POSIWID: Real Estate
POSIWID: The purpose of the system is what it does.
Assume G7 central bank money supply inflation is 10% per year.
If you're already wealthy, you can just buy stocks/art/gold/land/collectibles outright and stay rich.
You match or beat inflation.
If you're not wealthy, you can borrow and lever up at 7-10%, buy rental properties for 25% down that are massively tax advantaged, and return 10-20% on your cash invested each year.
You match or beat inflation after a few years. (Your properties must stabilize and cash flow first.)
The system is so arranged that anyone that does one of the two options above is at an advantage. And anyone that doesn't is at a huge disadvantage.
Are there any alternatives?
Yes, perhaps. This is a big part of the promise of bitcoin. The idea that you don't need to learn how to invest in stocks or rental properties in order to make real decent inflation-adjusted returns (e.g. perhaps 5-10% a year on average).
The problem is it's just so volatile. It's really difficult to go all-in, unless you've sufficiently orange-pilled your spouse and have plentiful reserves already.
The idea of an 80% drawdown, extended bear market, lasting 3-5 years, is intolerable for 99% of people.
Plus the tax treatment of bitcoin is terrible. You may owe upwards of one-third of your nominal fiat gains on bitcoin to the authorities if you live in a state like California.
Over a 5-year time frame, with inflation as high as it is, I would give a 50/50 chance of matching or beating inflation in real terms.

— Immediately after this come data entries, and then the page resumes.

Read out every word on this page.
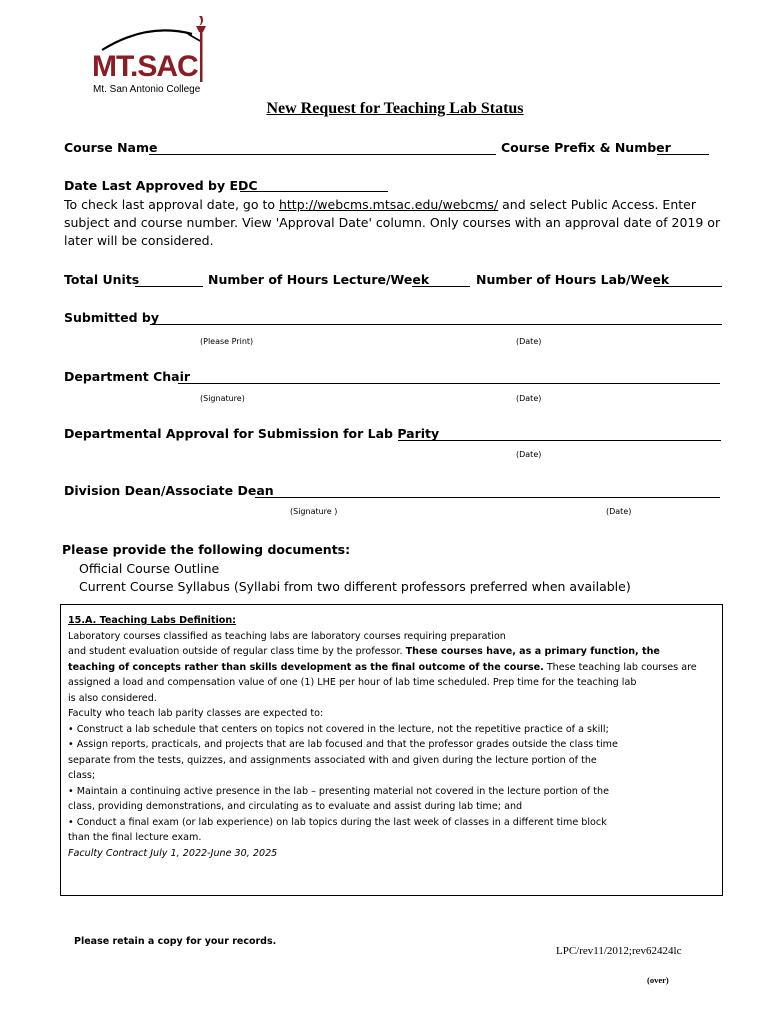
MT.SAC
Mt. San Antonio College
New Request for Teaching Lab Status
Course Name	Course Prefix & Number
Date Last Approved by EDC
To check last approval date, go to http://webcms.mtsac.edu/webcms/ and select Public Access. Enter
subject and course number. View 'Approval Date' column. Only courses with an approval date of 2019 or
later will be considered.
Total Units	Number of Hours Lecture/Week	Number of Hours Lab/Week
Submitted by
(Please Print)	(Date)
Department Chair
(Signature)	(Date)
Departmental Approval for Submission for Lab Parity
(Date)
Division Dean/Associate Dean
(Signature )	(Date)
Please provide the following documents:
Official Course Outline
Current Course Syllabus (Syllabi from two different professors preferred when available)

15.A. Teaching Labs Definition:

Laboratory courses classified as teaching labs are laboratory courses requiring preparation

and student evaluation outside of regular class time by the professor. These courses have, as a primary function, the

teaching of concepts rather than skills development as the final outcome of the course. These teaching lab courses are

assigned a load and compensation value of one (1) LHE per hour of lab time scheduled. Prep time for the teaching lab

is also considered.

Faculty who teach lab parity classes are expected to:

• Construct a lab schedule that centers on topics not covered in the lecture, not the repetitive practice of a skill;

• Assign reports, practicals, and projects that are lab focused and that the professor grades outside the class time

separate from the tests, quizzes, and assignments associated with and given during the lecture portion of the

class;

• Maintain a continuing active presence in the lab – presenting material not covered in the lecture portion of the

class, providing demonstrations, and circulating as to evaluate and assist during lab time; and

• Conduct a final exam (or lab experience) on lab topics during the last week of classes in a different time block

than the final lecture exam.

Faculty Contract July 1, 2022-June 30, 2025

Please retain a copy for your records.
LPC/rev11/2012;rev62424lc
(over)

Just consider: with bitcoin at 100,000. If the money supply and prices go up 10% per year... 110,000 -> 121,000 -> 133,100 -> 146,410 -> 161,051 is the required bitcoin target to break even BEFORE taxes after 5 years.
Assume you pay 15% on your long-term gains on bitcoin. If bitcoin goes up 20% per year... 120,000 -> 144,000 -> 172,800 -> 207,360 -> 248,832 (22,325 tax owed) ... after-tax you have 226,507, and the inflation-adjusted cost of your bitcoin is 161,051. So your real gain over 5 years is 65,456. Plugging this into a CAGR calculator, you'll see that in an income-tax free state, your total real, after-tax return is more like 7% per year.
Sadly this is but a hypothetical example. You aren't actually likely to realize these exact returns. Bitcoin is volatile. And in every 5 year period so far we've experienced at least 1 bear market. So there is no guarantee that you'll reap 7% real annual returns. In fact it's very unlikely.
To be fair, you might do well if you buy and hold over such a time frame. But no one can tell you what you should expect to earn in the end...
This is why I'd give it a 50/50 chance for you to break even after taxes and inflation over any given five year period going forward.
And so, I believe, rental property investing will continue to be an attractive option for some time. (Did I mention you can recycle your gains tax-free into more and better properties using like-kind exchange?)
Rental property investing is granted greater legal protection and tax advantages than any other kind of custodial investment or account (such as bitcoin on coinbase, in an ETF, or stocks/bonds in a brokerage account).
Each property can be wrapped in an LLC, and there must be due cause for it to be sued or seized.
Even if you are sued and lose on one property, the blast radius is limited to said property. The damage is contained.
Of course, hiring a registered agent, creating LLCs, setting up a PO Box, hiring a CPA and property managers are all a must for the prudent investor.
These hoops are somewhat annoying to hop through, but not really that complicated. And once they are set up, it all becomes much more passive. Not to mention protected.
Following this formula, as many investors do... Buying in linear (stable) markets; Buying turnkey properties with positive cashflow; Maximizing leverage... This is what turns ordinary salaried employees into superpowered investors.
The trajectory is not glamorous or fast, but it is a proven path to wealth.
Leaving aside for a second the morality of the system... (Should it even be allowed to exist?) The fact is that the current system actively rewards certain behaviors (investing in rental properties), and penalizes others (tax-inflate-regulate bitcoin).
The barriers to entry into the capital and wealth hierarchy are mainly about education. You as a W2 employee see the city from one side, with a great, impenetrable wall wrapped around it. But if you walk a quarter of the way around the outside of the city wall, you'll see a large, glimmering gate, wide open. There is a trickle of people, new investors, walking through. Do you enter the city through this gate? Or do you choose to try to scramble over the wall, building a ramp of your own design made up of wads of cash from the realized profits on your now-spent transaction outputs?